5:2 nach 0:2! Bayern überrollt Mainz nach der Pause
Der Jahresausklang 2020 hätte für den FC Bayern und Mainz 05 kaum unterschiedlicher ausfallen können. Während sich die Münchener beim 2:1 in Leverkusen Sekunden vor Schluss die Weihnachtsmeisterschaft sicherten, taumelte Mainz zuletzt und verlor im DFB-Pokal das Elfmeterschießen gegen den VfL Bochum ohne einen einzigen Treffer erzielt zu haben. Nun war der mit den alten Bekannten Christian Heidel (57) und Martin Schmidt (53) in der Führungsetage runderneuerte Tabellenvorletzte zu Gast beim Zweiten, der sich nach Leipzigs Sieg in Stuttgart (1:0) die Pole Position zurückholen wollte.
Lebhafter Beginn in München – aber ohne Tore
Die Partie gestaltete sich von Beginn an sehr lebhaft. Auch, weil sich Mainz im einzigen Spiel mit NLZ-Leiter Jan Siewert (38) an der Seitenlinie nicht versteckte und mutig mitspielte. Schon in der fünften Minute bot sich den Gästen die erste dicke Gelegenheit.
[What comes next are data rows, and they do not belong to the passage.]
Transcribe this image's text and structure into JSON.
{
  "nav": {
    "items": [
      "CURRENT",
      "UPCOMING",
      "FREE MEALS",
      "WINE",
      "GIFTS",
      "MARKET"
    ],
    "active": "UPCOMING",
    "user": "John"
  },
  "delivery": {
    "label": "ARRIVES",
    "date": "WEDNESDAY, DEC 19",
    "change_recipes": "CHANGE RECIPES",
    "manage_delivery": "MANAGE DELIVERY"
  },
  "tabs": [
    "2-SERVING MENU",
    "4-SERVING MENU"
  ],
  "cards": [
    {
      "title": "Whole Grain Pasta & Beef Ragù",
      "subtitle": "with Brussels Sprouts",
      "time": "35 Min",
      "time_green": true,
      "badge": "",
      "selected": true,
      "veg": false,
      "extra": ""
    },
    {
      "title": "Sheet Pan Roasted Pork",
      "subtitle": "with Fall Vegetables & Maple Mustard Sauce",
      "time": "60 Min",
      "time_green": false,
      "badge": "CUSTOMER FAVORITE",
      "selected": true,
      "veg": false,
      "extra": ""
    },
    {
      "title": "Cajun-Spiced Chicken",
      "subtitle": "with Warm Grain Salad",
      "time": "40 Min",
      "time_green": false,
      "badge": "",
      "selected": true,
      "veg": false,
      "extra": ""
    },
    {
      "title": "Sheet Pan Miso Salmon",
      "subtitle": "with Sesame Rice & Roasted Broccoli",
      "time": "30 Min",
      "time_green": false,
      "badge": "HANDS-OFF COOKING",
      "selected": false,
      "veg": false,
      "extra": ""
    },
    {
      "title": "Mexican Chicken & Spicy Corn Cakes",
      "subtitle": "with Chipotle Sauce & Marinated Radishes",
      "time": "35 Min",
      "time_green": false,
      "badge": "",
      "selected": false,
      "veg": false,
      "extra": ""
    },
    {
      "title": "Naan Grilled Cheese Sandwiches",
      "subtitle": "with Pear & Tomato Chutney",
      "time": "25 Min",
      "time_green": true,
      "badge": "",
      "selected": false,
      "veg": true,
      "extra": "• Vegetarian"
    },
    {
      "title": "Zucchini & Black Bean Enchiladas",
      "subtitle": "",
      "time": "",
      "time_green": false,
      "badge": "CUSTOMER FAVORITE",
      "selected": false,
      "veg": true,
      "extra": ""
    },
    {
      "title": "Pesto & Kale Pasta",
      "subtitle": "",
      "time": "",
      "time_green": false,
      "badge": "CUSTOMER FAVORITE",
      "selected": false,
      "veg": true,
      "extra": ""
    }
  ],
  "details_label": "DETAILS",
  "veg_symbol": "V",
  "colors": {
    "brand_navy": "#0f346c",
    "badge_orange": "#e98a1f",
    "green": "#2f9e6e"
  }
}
Ein schneller Spielzug reichte, um die Abwehr des Rekordmeisters vor Probleme zu stellen, so kam Jonathan Burkardt (20) in halbrechter Position frei zum Abschluss, den Manuel Neuer (34) allerdings verneinte.
In den letzten sieben Bundesligaspielen kassierte der FC Bayern jeweils das erste Tor – ein laufender Negativrekord. Allerdings sah man der Mannschaft von Hansi Flick (55) an, dass sie gewillt war, diesem ein Ende zu setzen. Nur drei Minuten nach der Mainzer Großchance hätte Leroy Sané (24), der für den angeschlagenen Kingsley Coman (24) spielte, die Münchener in Führung bringen können. Seinen Abschluss bekamen Finn Dahmen (22) und Jeremiah St. Juste (24) in Personalunion geklärt. Der U21-Nationaltorhüter gab am heutigen Abend sein Profidebüt für die Nullfünfer. Stammtorwart Robin Zentner (26) fehlte mit Rückenproblemen.
Bayern nur scheindominant – Burkardt und Hack belohnen mutige Mainzer
Je länger das Spiel dauerte, desto mehr sah man beiden an, wo sie in der Tabelle stehen, und warum. Der FC Bayern schnürte die Mainzer ein, zeigte sich recht variabel – und hätte seinen Negativrekord in der 16. Minute um ein Haar beendet, aber Corentin Tolisso (26) zielte aus zentraler Position links am Tor vorbei. Sieben Minuten später kam der französische Weltmeister erneut frei zum Abschluss, der allerdings eher ein Abschlüsschen war. Dahmen nahm den Ball locker auf.

Trotz aller Dominanz wirkten die Münchener defensiv weiterhin anfällig. Den nächsten Beweis dafür gab es in Minute 32: Mainz gelang es, das Mittelfeld schnell – weil auch ohne Gegenwehr – zu überbrücken, Jérôme Boateng (32) ließ sich im direkten Duell von Jonathan Burkardt abkochen. So durfte der Mainzer allein auf Manuel Neuer zulaufen – und dem Welttorhüter einen verspäteten Neujahrskracher um die Ohren jagen – 0:1. Die Münchener echauffierten sich, wollten ein Foul des Mainzer Torschützen an Boateng gesehen haben, aber Markus Schmidt (47) erkannte den Treffer nach Rücksprache mit Frank Willenborg (41) in Köln an. Und damit bekam der Negativrekord der Münchener auch ein achtes Kapitel.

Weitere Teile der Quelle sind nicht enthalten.